Lori

Regions with significant populations
- Pakistan: 68,000^{[better source needed]}

Languages
- Saraiki

Religion
- Islam

Related ethnic groups
- Romani,^{[citation needed]} Jamote, Saraiki

= Lori people =

The Lori are a nomadic community found in the Pakistan. Originally from Sindh, the Lori migrated westward. They must not be confused with the Lurs, who are an entirely distinct people also living in Iran.
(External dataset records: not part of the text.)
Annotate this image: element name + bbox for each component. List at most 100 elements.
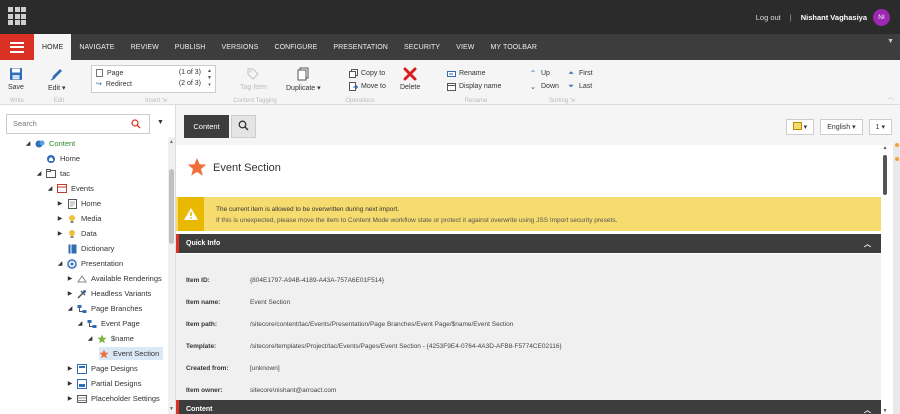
tree-node-events[interactable]: ◢ Events bbox=[46, 182, 94, 195]
ribbon-collapse-icon[interactable]: ▼ bbox=[887, 38, 894, 45]
home-icon bbox=[46, 154, 56, 164]
duplicate-button[interactable]: Duplicate ▾ bbox=[286, 66, 321, 92]
tree-search-input[interactable] bbox=[13, 119, 113, 128]
validation-marker[interactable] bbox=[895, 157, 899, 161]
sort-down-button[interactable]: ⌄ Down bbox=[528, 82, 559, 91]
delete-button[interactable]: Delete bbox=[400, 66, 420, 91]
scroll-down-icon[interactable]: ▼ bbox=[168, 406, 175, 412]
tree-node-partial-designs[interactable]: ▶ Partial Designs bbox=[66, 377, 141, 390]
edit-button[interactable]: Edit ▾ bbox=[48, 66, 66, 92]
move-to-button[interactable]: Move to bbox=[348, 82, 386, 91]
duplicate-label: Duplicate ▾ bbox=[286, 85, 321, 92]
sort-first-button[interactable]: ⏶ First bbox=[566, 69, 592, 78]
expand-arrow-icon[interactable]: ◢ bbox=[56, 260, 64, 267]
tab-publish[interactable]: PUBLISH bbox=[167, 34, 214, 60]
collapsed-arrow-icon[interactable]: ▶ bbox=[66, 395, 74, 402]
tree-node-page-designs[interactable]: ▶ Page Designs bbox=[66, 362, 138, 375]
tree-node-event-page[interactable]: ◢ Event Page bbox=[76, 317, 140, 330]
expand-arrow-icon[interactable]: ◢ bbox=[46, 185, 54, 192]
tree-node-event-section[interactable]: Event Section bbox=[99, 347, 164, 360]
tree-node-placeholder-settings[interactable]: ▶ Placeholder Settings bbox=[66, 392, 160, 405]
menu-icon[interactable] bbox=[0, 34, 34, 60]
tab-security[interactable]: SECURITY bbox=[396, 34, 448, 60]
tree-scrollbar[interactable]: ▲ ▼ bbox=[168, 137, 175, 414]
item-options-button[interactable]: ▾ bbox=[785, 119, 815, 135]
ribbon-minimize-icon[interactable]: ︿ bbox=[887, 92, 894, 102]
tab-home[interactable]: HOME bbox=[34, 34, 72, 60]
insert-option-redirect[interactable]: ↪ Redirect (2 of 3) bbox=[96, 80, 201, 88]
avatar[interactable]: NI bbox=[873, 8, 890, 26]
sort-up-button[interactable]: ⌃ Up bbox=[528, 69, 550, 78]
logout-link[interactable]: Log out bbox=[756, 13, 781, 22]
language-selector[interactable]: English ▾ bbox=[820, 119, 863, 135]
content-editor: Content ▾ English ▾ 1 ▾ Event Section Th… bbox=[176, 105, 900, 414]
ribbon-group-insert: Page (1 of 3) ↪ Redirect (2 of 3) ▲ ▼ ▾ Ins… bbox=[86, 60, 226, 105]
tree-node-presentation[interactable]: ◢ Presentation bbox=[56, 257, 123, 270]
tree-node-page-branches[interactable]: ◢ Page Branches bbox=[66, 302, 143, 315]
scroll-down-icon[interactable]: ▼ bbox=[881, 408, 889, 414]
collapsed-arrow-icon[interactable]: ▶ bbox=[66, 365, 74, 372]
collapsed-arrow-icon[interactable]: ▶ bbox=[56, 230, 64, 237]
quick-info-row: Item ID: {804E1797-A94B-4189-A43A-757A6E0… bbox=[186, 277, 385, 284]
tree-node-tac[interactable]: ◢ tac bbox=[35, 167, 70, 180]
edit-icon bbox=[50, 66, 64, 82]
tree-scroll-thumb[interactable] bbox=[169, 169, 174, 244]
expand-arrow-icon[interactable]: ◢ bbox=[24, 140, 32, 147]
save-button[interactable]: Save bbox=[8, 66, 24, 91]
collapsed-arrow-icon[interactable]: ▶ bbox=[56, 200, 64, 207]
collapsed-arrow-icon[interactable]: ▶ bbox=[66, 275, 74, 282]
user-name[interactable]: Nishant Vaghasiya bbox=[801, 13, 867, 22]
app-launcher-icon[interactable] bbox=[8, 7, 26, 25]
insert-gallery[interactable]: Page (1 of 3) ↪ Redirect (2 of 3) ▲ ▼ ▾ bbox=[91, 65, 216, 93]
quick-info-row: Template:/sitecore/templates/Project/tac… bbox=[186, 343, 562, 350]
tree-node-media[interactable]: ▶ Media bbox=[56, 212, 102, 225]
copy-to-button[interactable]: Copy to bbox=[348, 69, 385, 78]
tree-node-home[interactable]: Home bbox=[35, 152, 80, 165]
warning-icon bbox=[178, 197, 204, 231]
editor-scroll-thumb[interactable] bbox=[883, 155, 887, 195]
tree-node-events-home[interactable]: ▶ Home bbox=[56, 197, 101, 210]
collapse-caret-icon[interactable]: ︿ bbox=[864, 239, 871, 249]
expand-arrow-icon[interactable]: ◢ bbox=[35, 170, 43, 177]
validation-marker[interactable] bbox=[895, 143, 899, 147]
quick-info-header[interactable]: Quick Info ︿ bbox=[176, 234, 881, 253]
tab-review[interactable]: REVIEW bbox=[123, 34, 167, 60]
tab-navigate[interactable]: NAVIGATE bbox=[71, 34, 122, 60]
rename-button[interactable]: Rename bbox=[446, 69, 485, 78]
collapse-caret-icon[interactable]: ︿ bbox=[864, 405, 871, 414]
editor-scrollbar[interactable]: ▲ ▼ bbox=[881, 145, 893, 414]
scroll-up-icon[interactable]: ▲ bbox=[881, 145, 889, 151]
tab-versions[interactable]: VERSIONS bbox=[213, 34, 266, 60]
tab-my-toolbar[interactable]: MY TOOLBAR bbox=[482, 34, 545, 60]
version-selector[interactable]: 1 ▾ bbox=[868, 119, 892, 135]
tree-node-data[interactable]: ▶ Data bbox=[56, 227, 97, 240]
content-tab[interactable]: Content bbox=[184, 115, 229, 138]
display-name-button[interactable]: Display name bbox=[446, 82, 501, 91]
expand-arrow-icon[interactable]: ◢ bbox=[86, 335, 94, 342]
ribbon-group-content-tagging: Tag Item Content Tagging bbox=[226, 60, 284, 105]
scroll-up-icon[interactable]: ▲ bbox=[168, 139, 175, 145]
tree-node-headless-variants[interactable]: ▶ Headless Variants bbox=[66, 287, 151, 300]
expand-arrow-icon[interactable]: ◢ bbox=[66, 305, 74, 312]
tree-node-dictionary[interactable]: Dictionary bbox=[56, 242, 114, 255]
tab-presentation[interactable]: PRESENTATION bbox=[325, 34, 396, 60]
collapsed-arrow-icon[interactable]: ▶ bbox=[66, 290, 74, 297]
editor-search-button[interactable] bbox=[231, 115, 256, 138]
insert-option-page[interactable]: Page (1 of 3) bbox=[96, 69, 201, 77]
item-title: Event Section bbox=[213, 162, 281, 174]
sort-last-button[interactable]: ⏷ Last bbox=[566, 82, 592, 91]
content-icon bbox=[35, 139, 45, 149]
expand-arrow-icon[interactable]: ◢ bbox=[76, 320, 84, 327]
search-options-dropdown-icon[interactable]: ▼ bbox=[157, 119, 164, 126]
tab-view[interactable]: VIEW bbox=[448, 34, 482, 60]
collapsed-arrow-icon[interactable]: ▶ bbox=[56, 215, 64, 222]
tree-node-name-placeholder[interactable]: ◢ $name bbox=[86, 332, 134, 345]
search-icon[interactable] bbox=[131, 119, 141, 131]
tab-configure[interactable]: CONFIGURE bbox=[266, 34, 325, 60]
content-section-header[interactable]: Content ︿ bbox=[176, 400, 881, 414]
tree-node-available-renderings[interactable]: ▶ Available Renderings bbox=[66, 272, 162, 285]
collapsed-arrow-icon[interactable]: ▶ bbox=[66, 380, 74, 387]
gallery-scroll-icon[interactable]: ▲ ▼ ▾ bbox=[207, 68, 212, 89]
tag-item-button[interactable]: Tag Item bbox=[240, 66, 267, 91]
tree-node-content[interactable]: ◢ Content bbox=[24, 137, 76, 150]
== Present circumstances ==

Traditionally, the Lori along with Darzada, Nakib, Lundi, Lutti, Behari/Bahari and Wardili were the minstrels, carpenters, tailors, and the blacksmiths. Each occupational group is distinguished by a special appellation. For example, the carpenter is known as (Dar tarash Lori) and the blacksmith is known as (Asinkar Lori). Further, groups involved in entertainment are known as (Dohli), or drummers, and are a strictly endogamous group. The dholi are also involved in jugglery, palmistry, and fortune telling. Historically, they were also the sellers of donkeys; however, this occupation has declined with the growth in modern transportation.

In the Kachhi region of Balochistan, the Lori live among the Jamote. Their traditional occupation was blacksmithing with many of the women employed as midwives. Most Lori of Kacchi also speak Saraiki.